IAI a-t-il vendu son nouveau système anti-drone à l’Inde ?

Consciente de ses vulnérabilités face aux drones suicides, l’IAF se serait équipée en urgence opérationnelle d’un système C-UAS dernier cri

Choc politique et militaire 

Le 27 juin 2021, l’Indian Air Force était victime pour la première fois d’une attaque par un drone artisanal sur sa base de Jammu dans le Cachemire. L’attaque qui a causé des dommages matériels mineurs et blessé légèrement deux soldats s’est distinguée par sa complexité. En effet, le drone civile modifié responsable de l’attaque a pu délivrer deux engins explosifs improvisés (EEI) grâce à un guidage GPS extrêmement précis. L’enquête se poursuit toujours mais les autorités indiennes s’orientent vers la piste d’un groupe terroriste Pakistanais.

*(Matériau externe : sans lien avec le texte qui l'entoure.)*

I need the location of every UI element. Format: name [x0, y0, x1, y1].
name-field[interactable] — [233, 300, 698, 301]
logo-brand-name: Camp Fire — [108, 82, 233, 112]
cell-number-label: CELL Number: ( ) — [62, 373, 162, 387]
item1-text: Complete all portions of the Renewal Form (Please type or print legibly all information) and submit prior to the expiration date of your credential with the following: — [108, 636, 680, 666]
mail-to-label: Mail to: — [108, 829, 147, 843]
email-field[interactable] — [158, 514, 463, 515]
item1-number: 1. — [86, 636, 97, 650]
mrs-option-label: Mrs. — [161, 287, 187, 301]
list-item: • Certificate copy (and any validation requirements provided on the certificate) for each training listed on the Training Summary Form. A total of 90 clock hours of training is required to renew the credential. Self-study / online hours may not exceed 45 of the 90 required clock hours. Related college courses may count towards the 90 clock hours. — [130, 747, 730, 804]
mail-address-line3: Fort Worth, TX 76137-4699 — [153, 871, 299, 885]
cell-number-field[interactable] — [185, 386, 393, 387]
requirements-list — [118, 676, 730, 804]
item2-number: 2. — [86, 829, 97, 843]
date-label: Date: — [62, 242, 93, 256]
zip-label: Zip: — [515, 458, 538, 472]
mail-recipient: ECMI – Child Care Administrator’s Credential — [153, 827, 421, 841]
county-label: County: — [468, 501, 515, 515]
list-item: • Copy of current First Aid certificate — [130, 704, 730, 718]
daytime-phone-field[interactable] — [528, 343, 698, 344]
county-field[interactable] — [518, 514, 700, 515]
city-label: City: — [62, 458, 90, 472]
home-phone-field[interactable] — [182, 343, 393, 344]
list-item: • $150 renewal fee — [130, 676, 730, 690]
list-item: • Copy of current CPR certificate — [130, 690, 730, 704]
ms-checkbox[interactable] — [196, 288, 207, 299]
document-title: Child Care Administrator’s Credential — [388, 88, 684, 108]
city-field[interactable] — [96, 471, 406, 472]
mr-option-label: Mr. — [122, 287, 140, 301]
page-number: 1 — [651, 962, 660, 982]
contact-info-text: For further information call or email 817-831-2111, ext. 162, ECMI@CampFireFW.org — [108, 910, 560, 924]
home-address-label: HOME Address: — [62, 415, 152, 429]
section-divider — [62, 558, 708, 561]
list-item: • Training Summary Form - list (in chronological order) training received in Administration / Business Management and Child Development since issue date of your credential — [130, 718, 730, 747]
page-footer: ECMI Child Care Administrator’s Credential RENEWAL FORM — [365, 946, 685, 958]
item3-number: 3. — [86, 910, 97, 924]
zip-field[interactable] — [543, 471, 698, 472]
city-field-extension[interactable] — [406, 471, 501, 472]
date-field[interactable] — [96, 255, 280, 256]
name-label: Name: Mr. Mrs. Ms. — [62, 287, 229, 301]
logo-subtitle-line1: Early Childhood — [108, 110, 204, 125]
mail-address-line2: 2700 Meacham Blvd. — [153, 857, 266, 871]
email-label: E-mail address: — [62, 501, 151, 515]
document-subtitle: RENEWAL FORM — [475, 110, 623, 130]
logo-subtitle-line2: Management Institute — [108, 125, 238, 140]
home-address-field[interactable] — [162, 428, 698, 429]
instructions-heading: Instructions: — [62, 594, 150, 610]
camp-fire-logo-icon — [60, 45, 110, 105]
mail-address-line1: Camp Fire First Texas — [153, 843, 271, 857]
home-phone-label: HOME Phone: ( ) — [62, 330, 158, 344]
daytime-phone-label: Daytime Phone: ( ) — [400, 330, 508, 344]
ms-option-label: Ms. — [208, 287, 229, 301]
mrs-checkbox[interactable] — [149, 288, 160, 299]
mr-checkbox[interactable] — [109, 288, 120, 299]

Une vulnérabilité croissante 

Malgré une prise en compte récente de la menace drone, l’Indian Air Force se retrouve démunie pour protéger les espaces sous sa responsabilité (bases aériennes, entrepôts logistiques, dépôts de kérosène…). Quelques jours après cette attaque révélatrice des vulnérabilités de l’IAF, l’entreprise israélienne ELTA annonçait la vente de son système anti-drone « Drone Guard », conçu pour la défense fixe des installations à haute valeur ajoutée. Si le client n’a pas été officiellement dévoilé, l’urgence opérationnelle exprimée par le gouvernement indien après cette attaque fait de l’IAF le bénéficiaire le plus probable dans la région.

Drone Guard 

Dénommé ELI-4030, le « Drone Guard » est un C-UAS de dernière génération, conçu sur les retours d’expériences de Tsahal. Basé sur un radar actif à balayage électronique (AESA) et une boule optronique EO/IR, il dispose d’une capacité de détection sur un rayon de 4 km et de destruction jusqu’à 2 km. Un matériel destiné à l’origine pour la protection des sites aéroportuaires. S’adaptant aux différentes bandes de fréquences mises en œuvre par les drones suicides, il offre d’excellentes capacités à brouiller les véhicules contrôlés à distance (RC) mais également ceux guidés par les réseaux GPS/GLONASS/BEIDOU. Son brouilleur directionnel lui permet d’être intégré au plus près des forces amies, sans perturber leurs communications. En revanche si la trajectoire du drone est préprogrammée sans recourir au GPS mais via une reconnaissance visuelle, l’ELI-4030 doit s’appuyer sur un armement cinétique pour le neutraliser.